The first issue of The Astronomical Journal (AJ) was published 175 years ago this month. This remarkable history means that the journal has persisted through the American Civil War and both World Wars, through 35 presidential administrations, and even through the development of “astronomer” as a profession in North America — it wasn’t until 50 years after the AJ’s launch that the continent founded its first professional society of astronomers, the American Astronomical Society.
As the first astronomy-focused academic journal to be published outside of Europe, the AJ has come a long way: its first issue — containing just a single printed article (“Development of the Perturbative Function of Planetary Motion”) — would have had limited circulation among the small but growing community of North Americans interested in astronomy. Now, as a fully open-access electronic journal, the AJ garners more than 100,000 views per year.

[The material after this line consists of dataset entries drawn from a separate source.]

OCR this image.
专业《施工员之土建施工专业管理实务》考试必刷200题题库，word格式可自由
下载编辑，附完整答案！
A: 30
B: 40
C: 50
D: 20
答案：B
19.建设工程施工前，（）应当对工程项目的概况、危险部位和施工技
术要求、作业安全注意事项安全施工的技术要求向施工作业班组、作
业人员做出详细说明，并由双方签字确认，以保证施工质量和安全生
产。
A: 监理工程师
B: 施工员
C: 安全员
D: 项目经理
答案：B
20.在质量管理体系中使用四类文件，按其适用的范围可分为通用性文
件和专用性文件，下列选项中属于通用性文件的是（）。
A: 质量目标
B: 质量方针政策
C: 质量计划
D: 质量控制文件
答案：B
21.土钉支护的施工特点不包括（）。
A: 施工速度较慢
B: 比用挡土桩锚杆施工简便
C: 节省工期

Early issues of the journal presented major advances in solar system and stellar science, laying the groundwork for modern discoveries in these fields. In the pages of the AJ, you can find foundational work establishing the ubiquity of black holes in the centers of galaxies, an examination of the iconic Hubble Deep Field, and Nobel-prize-winning evidence for the accelerating expansion of the universe, to name just a few works. Today, impactful observational results can be found alongside major advances in instrumentation, surveys, and software, such as the Wide-Field Infrared Survey Explorer, the Sloan Digital Sky Survey, and the astropy codebase.